Kohler agreed. “It might even reignite memories of your own past challenges in L.A., blending past and present grief,” she said. “For people without a direct connection, the fires may evoke a generalized empathy or compassion. These are normal emotions and feelings.”
Helping Children
For parents of kids who have experienced the fires, listening is key, said Suzanne Silverstein, MA, founding director of Cedars-Sinai Share & Care and a registered art therapist.
“Hear what they’re saying,” Silverstein said. “Instead of talking at them, validate their feelings by acknowledging that it’s scary, hard or sad. Reassure them that they are OK as a family and will get through this together.”
Art for young children can be a beneficial coping mechanism: Children can draw things they miss, or items they would have gotten out of their home if they’d had the chance. Very young children may be better able to express feelings through play—using dolls or stuffed animals to act out scenarios and discuss emotions, or building forts with sheets and pillows to create a “safe space.”
“When adults can provide a safe emotional space for the child to take the lead in creative play, children will naturally work through difficult emotions without having to verbalize their feelings directly,” said Rebecca Hedrick, MD, child and adolescent psychiatrist at Cedars-Sinai. “It helps them feel some control and be able to process grief.

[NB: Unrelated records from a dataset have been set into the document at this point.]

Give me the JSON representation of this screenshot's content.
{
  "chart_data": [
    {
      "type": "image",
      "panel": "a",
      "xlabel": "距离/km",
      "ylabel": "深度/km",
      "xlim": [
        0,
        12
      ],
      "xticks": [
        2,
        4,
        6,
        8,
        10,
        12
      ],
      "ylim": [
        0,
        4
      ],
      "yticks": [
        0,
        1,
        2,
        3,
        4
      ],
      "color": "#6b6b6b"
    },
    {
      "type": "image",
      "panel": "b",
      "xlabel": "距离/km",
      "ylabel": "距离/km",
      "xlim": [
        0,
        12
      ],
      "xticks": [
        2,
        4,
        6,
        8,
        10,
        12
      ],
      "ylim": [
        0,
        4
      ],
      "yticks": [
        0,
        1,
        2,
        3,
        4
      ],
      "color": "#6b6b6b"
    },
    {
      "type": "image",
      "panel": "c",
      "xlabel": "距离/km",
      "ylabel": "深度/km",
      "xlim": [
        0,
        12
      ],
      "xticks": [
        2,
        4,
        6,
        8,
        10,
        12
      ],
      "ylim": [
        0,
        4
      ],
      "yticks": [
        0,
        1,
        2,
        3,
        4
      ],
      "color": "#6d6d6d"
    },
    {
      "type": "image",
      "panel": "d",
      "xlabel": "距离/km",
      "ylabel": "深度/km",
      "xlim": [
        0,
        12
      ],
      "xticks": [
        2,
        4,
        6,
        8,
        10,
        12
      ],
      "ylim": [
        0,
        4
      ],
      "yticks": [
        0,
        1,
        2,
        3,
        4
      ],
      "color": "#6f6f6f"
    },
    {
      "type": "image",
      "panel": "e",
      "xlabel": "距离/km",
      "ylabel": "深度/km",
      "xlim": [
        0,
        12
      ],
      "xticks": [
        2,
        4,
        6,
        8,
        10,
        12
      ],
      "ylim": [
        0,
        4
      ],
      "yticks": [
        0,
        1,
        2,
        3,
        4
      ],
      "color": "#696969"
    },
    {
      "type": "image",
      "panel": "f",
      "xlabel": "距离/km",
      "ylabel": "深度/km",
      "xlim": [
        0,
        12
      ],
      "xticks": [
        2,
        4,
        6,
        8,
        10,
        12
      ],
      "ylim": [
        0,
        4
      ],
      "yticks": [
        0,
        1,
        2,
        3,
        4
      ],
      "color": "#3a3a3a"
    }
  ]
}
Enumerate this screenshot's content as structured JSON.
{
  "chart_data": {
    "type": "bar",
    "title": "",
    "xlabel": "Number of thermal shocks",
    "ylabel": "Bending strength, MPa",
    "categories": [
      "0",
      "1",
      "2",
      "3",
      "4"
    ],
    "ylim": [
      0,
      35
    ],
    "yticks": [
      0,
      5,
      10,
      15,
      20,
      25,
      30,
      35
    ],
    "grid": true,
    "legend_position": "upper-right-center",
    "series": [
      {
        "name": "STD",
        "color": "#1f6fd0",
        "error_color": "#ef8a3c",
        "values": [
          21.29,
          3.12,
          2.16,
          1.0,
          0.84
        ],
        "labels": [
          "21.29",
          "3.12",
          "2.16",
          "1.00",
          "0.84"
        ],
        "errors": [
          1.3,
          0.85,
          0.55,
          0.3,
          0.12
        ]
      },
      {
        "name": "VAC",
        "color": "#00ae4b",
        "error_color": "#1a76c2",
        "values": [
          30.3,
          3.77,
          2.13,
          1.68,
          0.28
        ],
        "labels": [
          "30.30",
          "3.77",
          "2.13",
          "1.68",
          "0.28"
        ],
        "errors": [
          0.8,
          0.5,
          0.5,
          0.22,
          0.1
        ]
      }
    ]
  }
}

“Older kids may benefit from a daily ritual of saying five things that they’re sad about, five things they’re worried or angry about, five things they’re grateful for, and five things they’re looking forward to.”
The Path Forward
Patience, compassion, and faith in a better future are values to uphold in this time of crisis, the experts agreed.
“Take time to stop and mourn, and then address things one day at a time, one minute at a time,” Weiner said. “We shouldn’t try to do it all on our own—we need community now more than ever. I’ve been very moved by our community’s resilience.”
Cedars-Sinai Christian Chaplain the Rev. Peggy Kelley said she often has witnessed that “out of chaos comes creation,” and added, “This moment in time will bring healing restoration, new depths of compassion, profound lessons and growth.”
Kohler noted that spirituality can serve as an anchor to help make sense of what can feel senseless.
“Faith doesn’t erase pain,” Kohler said, “but it can provide a way to hold that pain while moving toward healing. We’re all in this together, and whether it’s in shared grief, acts of kindness, or the effort to rebuild, this experience has deepened my appreciation for community. By holding space for grief and recovery, we transform collective trauma into collective renewal.”